As bird flu climbs its way back up the news agenda, displacing even the continuing "Cartoon Wars" protests, perhaps the most significant recent news is a recent declaration by Italy that far transcends the issue of this encroaching avian disease.
According to The Financial Times, the thrust of the declaration is that the Italian government is prepared to defy EU limits on state aid for farming in order to come to the rescue of its beleaguered poultry farmers.
With Italian consumers shunning poultry meat, as the "deadly" H5N1 virus takes root in Europe, prices have fallen by up to 70 percent and Silvio Berlusconi's government, which is seeking re-election in April, has been under pressure to help farmers.
As a first port of call, Gianni Alemanno, the Italian agriculture minister, has turned to Brussels, asking for permission to double to €40m subsidies earmarked for farmers left with unsold poultry.
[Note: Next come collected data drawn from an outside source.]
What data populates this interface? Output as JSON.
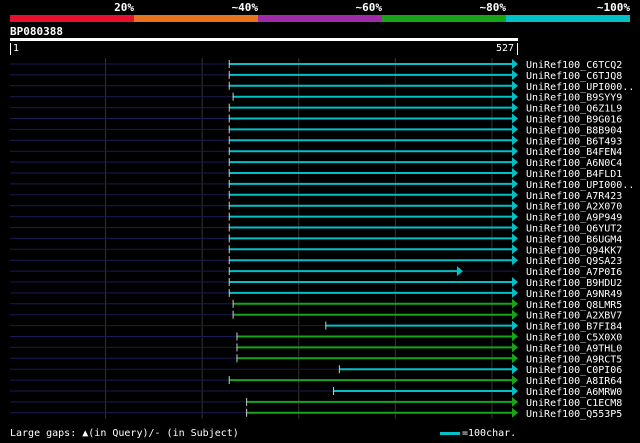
{
  "scale": {
    "segments": [
      {
        "color": "#e8102e",
        "label": "20%"
      },
      {
        "color": "#e87420",
        "label": "~40%"
      },
      {
        "color": "#a02aa8",
        "label": "~60%"
      },
      {
        "color": "#17a417",
        "label": "~80%"
      },
      {
        "color": "#00c0c8",
        "label": "~100%"
      }
    ]
  },
  "query": {
    "name": "BP080388",
    "start": "1",
    "end": "527",
    "length": 527
  },
  "hits": [
    {
      "label": "UniRef100_C6TCQ2",
      "start": 228,
      "end": 527,
      "color": "#00c0c8"
    },
    {
      "label": "UniRef100_C6TJQ8",
      "start": 228,
      "end": 527,
      "color": "#00c0c8"
    },
    {
      "label": "UniRef100_UPI000..",
      "start": 228,
      "end": 527,
      "color": "#00c0c8"
    },
    {
      "label": "UniRef100_B9SYY9",
      "start": 232,
      "end": 527,
      "color": "#00c0c8"
    },
    {
      "label": "UniRef100_Q6Z1L9",
      "start": 228,
      "end": 527,
      "color": "#00c0c8"
    },
    {
      "label": "UniRef100_B9G016",
      "start": 228,
      "end": 527,
      "color": "#00c0c8"
    },
    {
      "label": "UniRef100_B8B904",
      "start": 228,
      "end": 527,
      "color": "#00c0c8"
    },
    {
      "label": "UniRef100_B6T493",
      "start": 228,
      "end": 527,
      "color": "#00c0c8"
    },
    {
      "label": "UniRef100_B4FEN4",
      "start": 228,
      "end": 527,
      "color": "#00c0c8"
    },
    {
      "label": "UniRef100_A6N0C4",
      "start": 228,
      "end": 527,
      "color": "#00c0c8"
    },
    {
      "label": "UniRef100_B4FLD1",
      "start": 228,
      "end": 527,
      "color": "#00c0c8"
    },
    {
      "label": "UniRef100_UPI000..",
      "start": 228,
      "end": 527,
      "color": "#00c0c8"
    },
    {
      "label": "UniRef100_A7R423",
      "start": 228,
      "end": 527,
      "color": "#00c0c8"
    },
    {
      "label": "UniRef100_A2X070",
      "start": 228,
      "end": 527,
      "color": "#00c0c8"
    },
    {
      "label": "UniRef100_A9P949",
      "start": 228,
      "end": 527,
      "color": "#00c0c8"
    },
    {
      "label": "UniRef100_Q6YUT2",
      "start": 228,
      "end": 527,
      "color": "#00c0c8"
    },
    {
      "label": "UniRef100_B6UGM4",
      "start": 228,
      "end": 527,
      "color": "#00c0c8"
    },
    {
      "label": "UniRef100_Q94KK7",
      "start": 228,
      "end": 527,
      "color": "#00c0c8"
    },
    {
      "label": "UniRef100_Q9SA23",
      "start": 228,
      "end": 527,
      "color": "#00c0c8"
    },
    {
      "label": "UniRef100_A7P0I6",
      "start": 228,
      "end": 470,
      "color": "#00c0c8"
    },
    {
      "label": "UniRef100_B9HDU2",
      "start": 228,
      "end": 527,
      "color": "#00c0c8"
    },
    {
      "label": "UniRef100_A9NR49",
      "start": 228,
      "end": 527,
      "color": "#00c0c8"
    },
    {
      "label": "UniRef100_Q8LMR5",
      "start": 232,
      "end": 527,
      "color": "#17a417"
    },
    {
      "label": "UniRef100_A2XBV7",
      "start": 232,
      "end": 527,
      "color": "#17a417"
    },
    {
      "label": "UniRef100_B7FI84",
      "start": 328,
      "end": 527,
      "color": "#00c0c8"
    },
    {
      "label": "UniRef100_C5X0X0",
      "start": 236,
      "end": 527,
      "color": "#17a417"
    },
    {
      "label": "UniRef100_A9THL0",
      "start": 236,
      "end": 527,
      "color": "#17a417"
    },
    {
      "label": "UniRef100_A9RCT5",
      "start": 236,
      "end": 527,
      "color": "#17a417"
    },
    {
      "label": "UniRef100_C0PI06",
      "start": 342,
      "end": 527,
      "color": "#00c0c8"
    },
    {
      "label": "UniRef100_A8IR64",
      "start": 228,
      "end": 527,
      "color": "#17a417"
    },
    {
      "label": "UniRef100_A6MRW0",
      "start": 336,
      "end": 527,
      "color": "#00c0c8"
    },
    {
      "label": "UniRef100_C1ECM8",
      "start": 246,
      "end": 527,
      "color": "#17a417"
    },
    {
      "label": "UniRef100_Q553P5",
      "start": 246,
      "end": 527,
      "color": "#17a417"
    }
  ],
  "footer": {
    "gaps_text": "Large gaps: ",
    "gap_marker": "▲",
    "gaps_rest": "(in Query)/- (in Subject)",
    "legend_text": "=100char."
  }
}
But such are the electoral imperatives that he has said that, even if the government does not get authorisation, "we will ask the government to go ahead even if it means risking EU sanctions."
The significance of this, of course, is the cavalier way the Italian government seems to be treating its Brussels superiors. It could hardly contemplate doing so if it felt that it was dealing with a virile political entity at the peak of its powers.
In a sense, therefore, we could be looking at yet another step in the decline and fall of the empire, as the margins begin to break away from the centre. This we saw in the collapse of the great Roman Empire. How interesting it is that, this time round, Rome seems to be leading the fragmentation.